As you drive along the X-83 road through Vallé Chacabuco in Patagonia National Park, you pass many species characteristic of the Patagonian Steppe. There are Calafate bushes, with their tasty blue berries protected by sharp thorns along with Neneo and Neneo Macho, both cushion plants which are much less forgiving than their name implies. Swallows and finches swoop in front of the road, racing the car before turning and disappearing into the mixed scrub off to the side. Yarrow, Bull Thistle, Mata gris and Siete Camsisas line the road adding color during their flowering season. If you’re lucky, you might catch a glimpse of the larger, ostrich-like Ñandu, running about through the plants before disappearing.

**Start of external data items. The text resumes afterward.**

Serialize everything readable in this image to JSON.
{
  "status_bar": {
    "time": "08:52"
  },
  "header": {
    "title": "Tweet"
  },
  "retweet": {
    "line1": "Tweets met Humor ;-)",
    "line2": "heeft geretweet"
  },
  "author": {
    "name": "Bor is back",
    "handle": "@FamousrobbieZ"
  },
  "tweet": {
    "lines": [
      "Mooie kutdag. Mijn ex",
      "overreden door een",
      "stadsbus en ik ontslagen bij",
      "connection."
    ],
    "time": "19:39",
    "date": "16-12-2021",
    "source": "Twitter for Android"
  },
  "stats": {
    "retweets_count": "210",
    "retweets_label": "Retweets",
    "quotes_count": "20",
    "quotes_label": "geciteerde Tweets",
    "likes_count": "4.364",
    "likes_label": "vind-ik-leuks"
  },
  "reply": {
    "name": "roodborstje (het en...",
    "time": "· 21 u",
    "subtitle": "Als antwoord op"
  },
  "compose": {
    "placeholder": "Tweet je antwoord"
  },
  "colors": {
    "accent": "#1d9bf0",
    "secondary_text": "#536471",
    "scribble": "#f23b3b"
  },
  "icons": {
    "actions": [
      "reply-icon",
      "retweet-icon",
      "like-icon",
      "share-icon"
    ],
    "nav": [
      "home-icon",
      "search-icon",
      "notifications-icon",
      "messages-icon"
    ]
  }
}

You come up over a hill and look out over a large valley, with a half-dried lake situated in one corner. Clustered around the water is a herd of Guanacos, a member of the Lama species. They are large animals, just slightly smaller and slimmer than a horse, with a long neck and legs, covered in brown fur with a white underbelly. When they run, they look especially funny, the males often chasing each other, trying to nip the other and assert their dominance. Because it is late summer the babies, Chilangos, have grown a bit, but still clearly stick out as the young and follow the adults around, mimicking their actions. The herd can be anywhere from five or six Guanacos to eighty or more, and there is always at least one Guanaco acting as look-out, standing on a nearby ridge or hill, watching for predators while the rest of the herd grazes in peace. They are mostly unfazed by human presence, looking up occasionally, but usually deem that you are not threat and it’s safe to continue eating.
Over the last month, I spent several days collecting population data on the Guanacos in the Chacabuco Valley. The Round River students all came together to tackle the large task at hand and the valley was divided up into forty transects, the majority of which were off-trail walking transects. Each morning, after breakfast around 8 am, we would all load into the vans and drive out to which ever area we were working. At each stop four people would get out, with one pair heading due North of the road and the other heading due South. Two kilometers later along the road, the next four would hop out. Each pair was responsible for recording all Guanaco sightings within one kilometer east or west of their transect. The transects varied significantly in length from one or two kilometers to sixteen, and we would walk until we couldn’t go any further, whether we encountered a significant change in habitat like a large forest, a large cliff or river that was too dangerous to cross, or reached the pre-determined turn-around time. Along the way, pairs would record any Guanaco sightings, noting the group size, approximate ages and sexes, as well as the direction and distance they were from the observer.
The transects were beautiful, but not always easy. There were several that went directly through marshes, with students wading past their knees in water, moving amongst tall grasses. Others went through thick patches of scrub, with thorns and branches blocking the way. Some pairs went over tall ridges, with grand views of the valley that were breathtaking. The easier ones followed trails or roads and sometimes felt like a leisurely stroll through the park, watching the wildlife and snacking on Calafate berries. During one transect, a pair of students reached a river, and not wanting to get their pants wet, they crossed in just their underwear and ate lunch on the other side, warming up in the sun. Driving back to basecamp at the end of the day, students shared their stories, detailing rocky scrambles, wildlife sightings, moments of joy and of frustration. Both the good and bad transects were valuable for our research, compiling important information on the Guanaco population in the valley and comparison data from previous years.